You know if you just reach in and scratch him behind the ear.....he will calm right down. NOT....! ;)

The video shows what I've always said: A Boar can inflict a severe wound by hitting you with a tusk, BUT damage will be gruesome if they BITE you and shake. They have tremendous jaw strength and can shake you like a ragdoll.
 
I had half a dozen youngsters in a trap once that were about maybe 10-15 pounders. I was playing around with them a little and stuck my toe through the wire. One of them grabbed ahold of my shoe and did the shake thing. I wouldn't want to do that with a larger one. One of the last ones I got was close to twice the size of the one in the video and I went up to converse with him a little before his demise. He was so wild get got his nose through the door and threw it halfway open...but luckily didn't run out in time before it came back down.

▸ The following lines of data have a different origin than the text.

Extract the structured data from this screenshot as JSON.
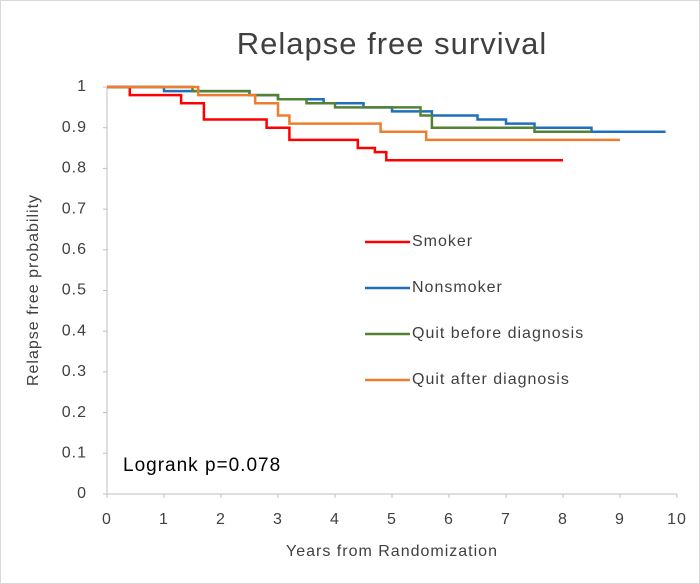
{
  "chart_data": {
    "type": "step",
    "title": "Relapse free survival",
    "x_label": "Years from Randomization",
    "y_label": "Relapse free probability",
    "annotation": "Logrank p=0.078",
    "xlim": [
      0,
      10
    ],
    "xticks": [
      0,
      1,
      2,
      3,
      4,
      5,
      6,
      7,
      8,
      9,
      10
    ],
    "ylim": [
      0,
      1
    ],
    "yticks": [
      0,
      0.1,
      0.2,
      0.3,
      0.4,
      0.5,
      0.6,
      0.7,
      0.8,
      0.9,
      1
    ],
    "grid": false,
    "series": [
      {
        "name": "Smoker",
        "color": "#ff0000",
        "x": [
          0,
          0.4,
          1.3,
          1.7,
          2.8,
          3.2,
          4.4,
          4.7,
          4.9,
          8.0
        ],
        "values": [
          1,
          0.98,
          0.96,
          0.92,
          0.9,
          0.87,
          0.85,
          0.84,
          0.82,
          0.82
        ]
      },
      {
        "name": "Nonsmoker",
        "color": "#1f6fbf",
        "x": [
          0,
          1.0,
          2.5,
          3.0,
          3.8,
          4.5,
          5.0,
          5.7,
          6.5,
          7.0,
          7.5,
          8.5,
          9.8
        ],
        "values": [
          1,
          0.99,
          0.98,
          0.97,
          0.96,
          0.95,
          0.94,
          0.93,
          0.92,
          0.91,
          0.9,
          0.89,
          0.89
        ]
      },
      {
        "name": "Quit before diagnosis",
        "color": "#548235",
        "x": [
          0,
          1.5,
          2.5,
          3.0,
          3.5,
          4.0,
          5.5,
          5.7,
          7.5,
          8.5
        ],
        "values": [
          1,
          0.99,
          0.98,
          0.97,
          0.96,
          0.95,
          0.93,
          0.9,
          0.89,
          0.89
        ]
      },
      {
        "name": "Quit after diagnosis",
        "color": "#ed7d31",
        "x": [
          0,
          1.6,
          2.6,
          3.0,
          3.2,
          4.8,
          5.6,
          9.0
        ],
        "values": [
          1,
          0.98,
          0.96,
          0.93,
          0.91,
          0.89,
          0.87,
          0.87
        ]
      }
    ]
  }
}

His demise had to come a lot quicker than he wanted.
I guess maybe I shouldn't play around with them as much as I do...but us guys do seem to like some small element of danger in our hobbies.
 
Update: Did not recover the second hog that was hit. I rarely lose one....but it happened this time.

Pretty good blood trail going into the brush, crossed the logging road and under the fence onto the neighbors property.

About 75 yards in total. Not worth pursuing any further. Chock it up as a hit, with no recovery.

Did happen across this little fella while I was blood trailing.

NO...not a Green Mamba !

Greensnake2_zpsr5e1u8jz.jpg



A little bit cool for snakes to be out this morning....but I guess it was looking for a meal.